Me sentindo honrada com o convite, convidei o GPS para me acompanhar e lá fui eu desbravar as ruas desconhecidas de uma cidade vizinha.
No caminho, havia não uma pedra Drummond, mas um vale. Uma rua que desce íngreme e logo sobe mais íngreme ainda. Lá no final, um semáforo segurava os carros prestes a entrar na rodovia. No inicio da subida existe um semáforo que mede a velocidade máxima: 40 km/h.
Independente deste controle os carros nem saíam da 1a marcha. Motoristas sabidos mantinham distância de segurança uns dos outros. Subidona à vista.
Eu, parada, olhando o entorno, vi algumas senhoras bem arrumadas, com Bíblia na mão, caminhando juntas e conversando. Distraídas, atravessaram a rua sem perceber que estávamos em movimento lento parando dois metros depois.
Eu sai e logo parei. Continuei olhando pelo retrovisor.

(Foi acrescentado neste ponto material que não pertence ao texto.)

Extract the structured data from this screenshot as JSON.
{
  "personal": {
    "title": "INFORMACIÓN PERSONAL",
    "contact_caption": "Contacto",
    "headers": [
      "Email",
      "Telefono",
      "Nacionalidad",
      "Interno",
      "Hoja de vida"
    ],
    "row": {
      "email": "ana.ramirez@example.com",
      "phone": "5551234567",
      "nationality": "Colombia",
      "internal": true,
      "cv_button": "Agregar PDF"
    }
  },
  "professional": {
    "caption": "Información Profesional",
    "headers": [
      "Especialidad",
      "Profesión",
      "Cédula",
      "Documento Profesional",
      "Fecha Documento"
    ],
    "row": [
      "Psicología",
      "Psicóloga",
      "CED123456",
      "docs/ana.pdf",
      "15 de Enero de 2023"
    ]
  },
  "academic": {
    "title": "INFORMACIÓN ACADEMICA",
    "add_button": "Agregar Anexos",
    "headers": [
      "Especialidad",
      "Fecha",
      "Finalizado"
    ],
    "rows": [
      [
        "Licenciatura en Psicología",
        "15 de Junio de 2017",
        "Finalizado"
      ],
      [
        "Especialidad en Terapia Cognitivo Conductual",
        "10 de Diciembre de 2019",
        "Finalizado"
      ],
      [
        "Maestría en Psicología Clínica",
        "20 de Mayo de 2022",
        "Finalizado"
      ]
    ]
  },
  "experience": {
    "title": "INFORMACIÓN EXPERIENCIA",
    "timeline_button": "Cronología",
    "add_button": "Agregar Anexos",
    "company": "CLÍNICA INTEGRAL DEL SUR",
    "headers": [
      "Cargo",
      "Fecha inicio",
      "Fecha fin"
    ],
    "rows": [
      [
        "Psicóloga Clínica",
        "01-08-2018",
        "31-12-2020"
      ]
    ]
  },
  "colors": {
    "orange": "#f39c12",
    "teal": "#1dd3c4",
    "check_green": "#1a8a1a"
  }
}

O carro que vinha atrás, havia deixado um espaço de um carro entre o meu e o dele, talvez imaginando que eu poderia dar uma "descidinha" porque foi isso o que ele fez ao iniciar o movimento.
O que ele não previu e uma das senhoras também não, foi que no exato momento da "descidinha", ela ainda estivesse passando por trás do carro.

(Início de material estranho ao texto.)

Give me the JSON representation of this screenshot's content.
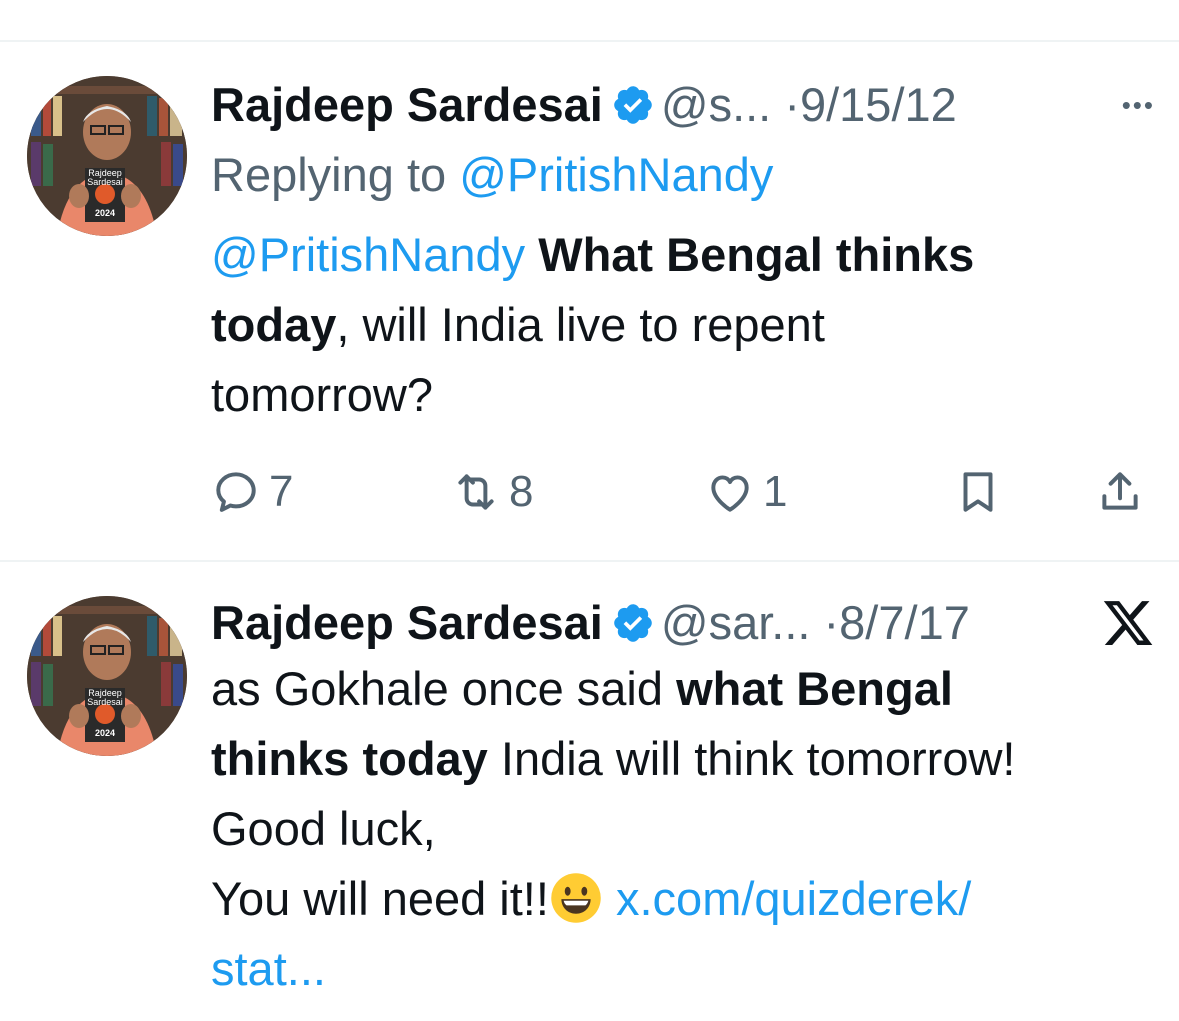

Ela talvez não tenha sido motorista ou não seja tão ágil agora com seus belos cabelos prateados.
Eu, parada, aguardando o momento de andar 2-3 metros novamente, vi a senhora sumir atrás do carro. A "descidinha" do carro ao engatar a primeira, derrubou a vovó.
Imediatamente saíram do carro três homens que acudiram a senhora, levando-a nos braços para a segurança da calçada, enquanto o motorista procurava encostar e liberar o tráfego.

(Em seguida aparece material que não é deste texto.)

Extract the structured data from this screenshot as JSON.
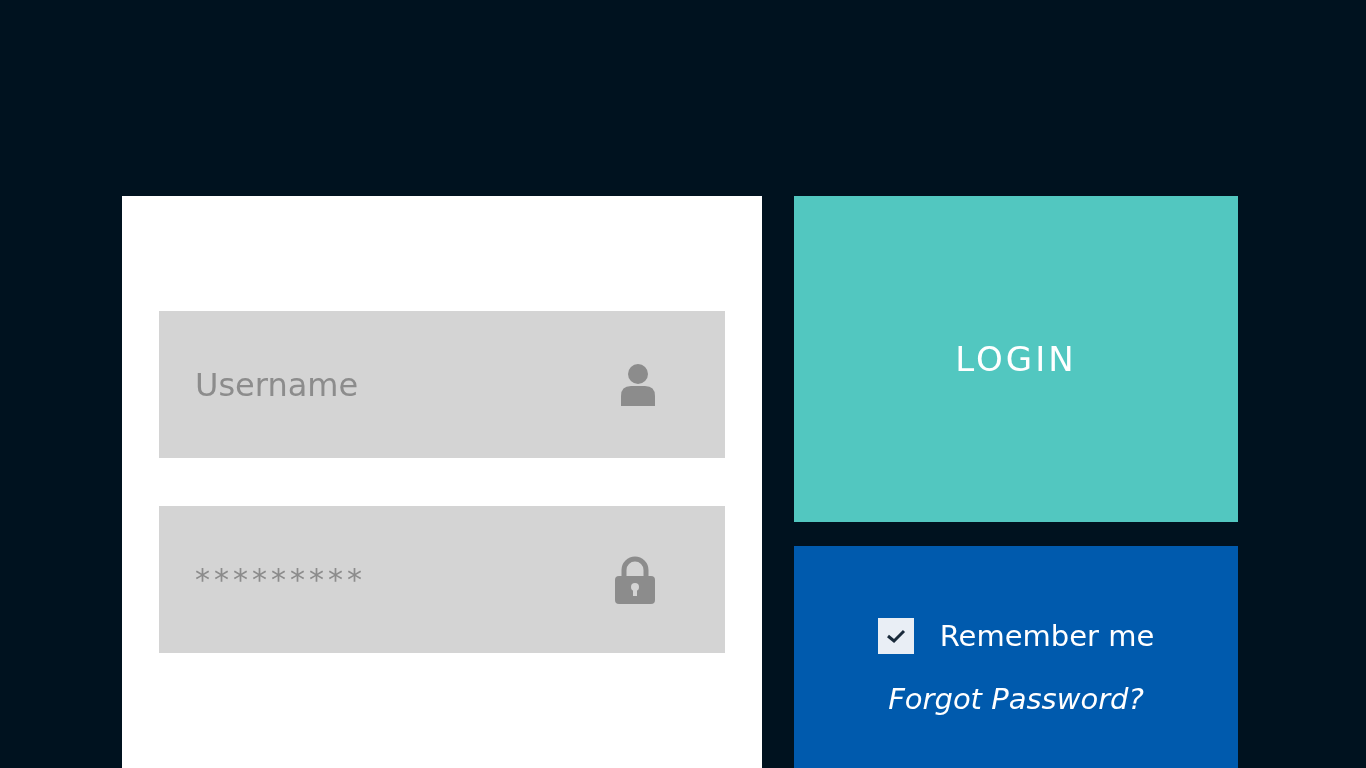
{
  "username_field": {
    "placeholder": "Username"
  },
  "password_field": {
    "value": "*********"
  },
  "login_button": {
    "label": "LOGIN"
  },
  "remember_me": {
    "label": "Remember me",
    "checked": true
  },
  "forgot_password": {
    "label": "Forgot Password?"
  }
}
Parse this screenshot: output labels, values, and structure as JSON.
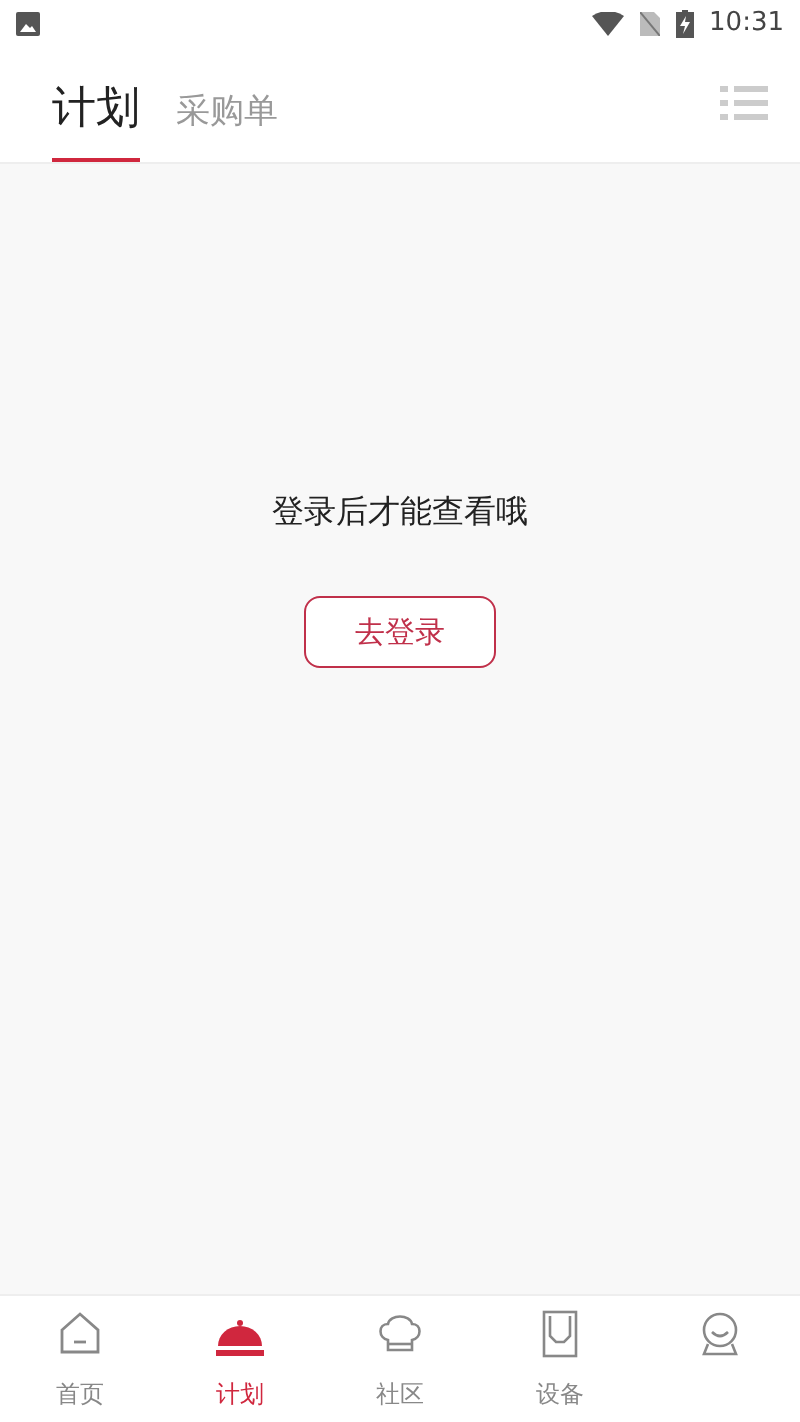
{
  "status_bar": {
    "time": "10:31"
  },
  "tabs": [
    {
      "label": "计划",
      "selected": true
    },
    {
      "label": "采购单",
      "selected": false
    }
  ],
  "empty_state": {
    "message": "登录后才能查看哦",
    "button": "去登录"
  },
  "bottom_nav": [
    {
      "kind": "home",
      "label": "首页",
      "selected": false
    },
    {
      "kind": "cloche",
      "label": "计划",
      "selected": true
    },
    {
      "kind": "chef",
      "label": "社区",
      "selected": false
    },
    {
      "kind": "device",
      "label": "设备",
      "selected": false
    },
    {
      "kind": "user",
      "selected": false
    }
  ]
}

Até onde pude ver, a vovó conseguiu ficar em pé, já na calçada. Foi atendida prontamente e as amigas logo a rodearam.
Eu segui em paz, feliz em ver que o pequeno incidente não ficou sem atendimento.
Ah sim, e a festa? Foi maravilhosa.
Com o octogenário feliz cumprimentava a todos, no mundo dele, pois o Alzeimer lhe tira aos poucos a consciência presente, deixando apenas o passado na lembrança. O pastor a todos abençoou. A poetisa contou como eles se conheceram e citou momentos da vida deles em quase 50 anos de casamento.
Ela declamou um lindo poema de amor e confiança, dedicado ao seu príncipe e filha, emocionando os presentes. E assim, poetando a vida, ela comemorará seu aniversário em dezembro com o lançamento do livro que está no prelo.